За грибами поедем – обязательно найдёт какой-нибудь гигантский гриб, и вот мы все вместе лежим на земле, изучая это чудо природы, а оно возвышается над нашими головами. Весной работаем в саду, и, перекапывая землю, он останавливается и подзывает к себе:

– Смотрите, какой одуван-молокан вырос. Когда только успел с осени?

А одуванчик барином сидит в рыхлом черноземе, солнечная его головка аж с ладонь – как не залюбуешься?

Умел он располагать к себе шуткой и сердечностью, и рядом с ним как-то хотелось быть лучше.

А вот о переживаниях своих и болезнях отец не говорил никогда. Не рассказывал о войне. Маленькими, помню, мы с сестрой приставали к нему:

– Пап, а ты драться умеешь?

Отвечал:

– Нет.

– А как же ты воевал?

Отмалчивался…

Когда повзрослели, разъехались мы из дома. Приезжали ненадолго и больше общались со своими друзьями, чем с родителями. Теперь я понимаю, как хотелось отцу поговорить о пережитом с детьми, ровесниками своей военной юности. Кто же знал, что так рано уйдёт он из жизни! Тогда было некогда послушать, а теперь – некого…

Про больное сердце его, кроме жены и врачей, не знал никто, даже взрослые уже дети. И умер он на бегу. Шагнул – и упал…

Да, он вернулся с фронта и 35 лет был с нами рядом, но я знаю, что жизнь его оборвала война. Обожгла душу и отняла жизнь…

Так и не узнала я, за что получил он медаль «За отвагу», добрый шутник с грустными глазами, человек, ни разу на моей памяти не повысивший голоса.

 

…Вглядываюсь в лицо на фотографии. Таким молодым отца я не помню – тогда меня ещё на свете не было. Но в этом мальчишеском лице вижу я милые черты своих детей. Разлёт бровей – как у Пети, такое же круглое лицо у Полины, а смелый взгляд – это наш Миша, ныне рядовой Российской армии. Не только красивые глаза передал ты своим внукам, отец, но и щедрую душу, умное сердце – и неизбывную свою любовь к жизни.

Я рассказываю о тебе им, теперешним ровесникам твоей юности, вот только не могу рассказать о том самом трудном, что выпало на твою долю…

Как оправдаюсь я перед ними в своей беспамятности?
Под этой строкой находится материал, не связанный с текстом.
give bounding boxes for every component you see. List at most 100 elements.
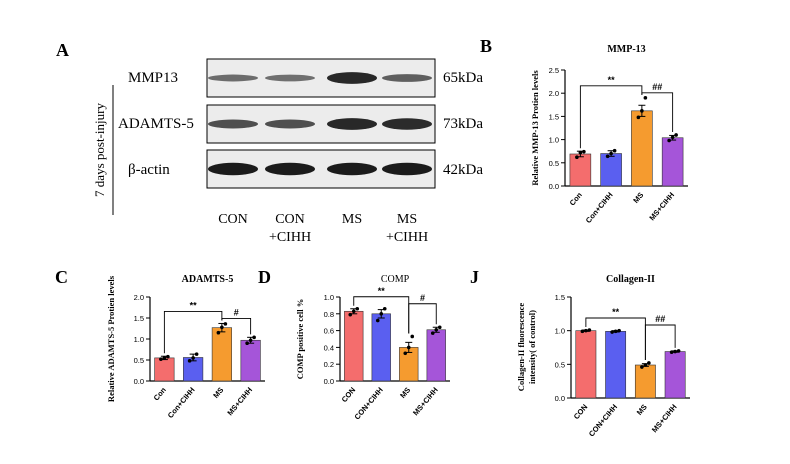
- lane-label-line2: +CIHH: [386, 230, 428, 245]
- y-axis-label: Collagen-II fluorescence: [516, 303, 526, 392]
- data-point: [406, 345, 411, 350]
- y-tick-label: 1.0: [134, 335, 144, 344]
- panel-letter-a: A: [56, 40, 69, 60]
- data-point: [410, 334, 415, 339]
- data-point: [348, 312, 353, 317]
- y-tick-label: 0.6: [324, 327, 334, 336]
- data-point: [667, 138, 671, 143]
- lane-label-line2: +CIHH: [269, 230, 311, 245]
- blot-band: [382, 162, 432, 176]
- panel-letter: B: [480, 36, 492, 56]
- data-point: [676, 349, 681, 353]
- y-tick-label: 0.2: [324, 360, 334, 369]
- significance-label: **: [612, 307, 620, 317]
- blot-kda-label: 42kDa: [443, 162, 483, 178]
- data-point: [643, 363, 648, 367]
- chart-comp: D COMP COMP positive cell % 0.0 0.2 0.4 0.6 0.8…: [258, 267, 450, 421]
- y-tick-label: 1.5: [549, 112, 559, 121]
- significance-bracket: [641, 92, 674, 132]
- x-tick-label: MS+CIHH: [647, 191, 676, 223]
- data-point: [610, 330, 614, 334]
- blot-side-label: 7 days post-injury: [92, 103, 107, 197]
- data-point: [670, 135, 675, 140]
- y-axis-label: COMP positive cell %: [295, 299, 305, 380]
- blot-band: [327, 162, 377, 176]
- significance-bracket: [579, 85, 643, 149]
- x-tick-label: MS: [631, 191, 645, 205]
- y-tick-label: 2.0: [549, 89, 559, 98]
- blot-protein-label: ADAMTS-5: [118, 116, 194, 132]
- data-point: [166, 354, 170, 359]
- data-point: [580, 329, 585, 334]
- data-point: [575, 155, 579, 160]
- y-tick-label: 1.5: [134, 314, 144, 323]
- x-tick-label: MS: [211, 386, 225, 400]
- significance-label: ##: [655, 314, 665, 324]
- x-tick-label: MS+CIHH: [411, 386, 440, 418]
- blot-band: [265, 162, 315, 176]
- data-point: [430, 331, 435, 335]
- bar: [371, 313, 391, 382]
- y-tick-label: 1.5: [555, 293, 565, 302]
- data-point: [437, 325, 442, 330]
- bar: [605, 331, 627, 399]
- data-point: [613, 329, 618, 334]
- data-point: [403, 351, 408, 356]
- lane-label: MS: [342, 212, 362, 227]
- x-tick-label: CON: [572, 403, 590, 422]
- x-tick-label: Con+CIHH: [584, 191, 615, 225]
- blot-band: [382, 118, 432, 130]
- significance-bracket: [644, 324, 676, 360]
- blot-band: [327, 72, 377, 84]
- blot-kda-label: 73kDa: [443, 116, 483, 132]
- data-point: [351, 309, 356, 314]
- bar: [426, 329, 446, 382]
- significance-bracket: [221, 318, 252, 335]
- lane-label: MS: [397, 212, 417, 227]
- data-point: [187, 359, 192, 363]
- x-tick-label: MS: [635, 403, 649, 417]
- y-tick-label: 0.8: [324, 310, 334, 319]
- blot-kda-label: 65kDa: [443, 70, 483, 86]
- chart-collagen2: J Collagen-II Collagen-II fluorescence inte…: [470, 267, 690, 438]
- data-point: [587, 328, 592, 332]
- y-tick-label: 0.0: [134, 377, 144, 386]
- bar: [344, 310, 364, 382]
- data-point: [245, 341, 249, 346]
- y-tick-label: 1.0: [549, 136, 559, 145]
- data-point: [617, 328, 621, 333]
- data-point: [194, 352, 199, 356]
- data-point: [216, 330, 221, 335]
- x-tick-label: Con: [152, 385, 169, 402]
- data-point: [647, 361, 651, 365]
- y-tick-label: 0.4: [324, 343, 334, 352]
- y-tick-label: 0.0: [324, 377, 334, 386]
- chart-title: COMP: [381, 274, 410, 285]
- significance-bracket: [163, 311, 223, 354]
- bar: [240, 339, 261, 382]
- blot-lane-labels: CON CON +CIHH MS MS +CIHH: [218, 212, 428, 245]
- panel-letter: C: [55, 267, 68, 287]
- y-tick-label: 0.5: [134, 356, 144, 365]
- data-point: [162, 356, 167, 360]
- data-point: [223, 322, 228, 326]
- data-point: [379, 312, 384, 316]
- lane-label: CON: [275, 212, 305, 227]
- data-point: [673, 349, 677, 354]
- significance-label: #: [420, 293, 425, 303]
- x-tick-label: CON: [340, 386, 358, 405]
- x-tick-label: MS: [398, 386, 412, 400]
- bar: [664, 351, 686, 399]
- data-point: [248, 338, 253, 343]
- bar: [600, 153, 622, 187]
- blot-band: [265, 74, 315, 82]
- significance-label: **: [378, 286, 386, 296]
- data-point: [612, 148, 617, 153]
- western-blot-panel: A 7 days post-injury MMP13 65kDa ADAMTS-…: [56, 40, 483, 245]
- chart-mmp13: B MMP-13 Relative MMP-13 Protien levels 0.0…: [480, 36, 688, 225]
- blot-protein-label: β-actin: [128, 162, 170, 178]
- y-tick-label: 2.0: [134, 293, 144, 302]
- bar: [211, 327, 232, 382]
- data-point: [578, 150, 583, 155]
Я знаю, ты простил бы меня. Вот только я себя простить не могу, как никогда не смогу простить войну…







Через три года после смерти отца, 8 мая, у меня родился средний сын, и  назвали мы его Петром...

В год 60-летия со дня рождения отца был написан этот очерк...

Вечная слава им, прошедшим эту войну, вечная память в наших сердцах!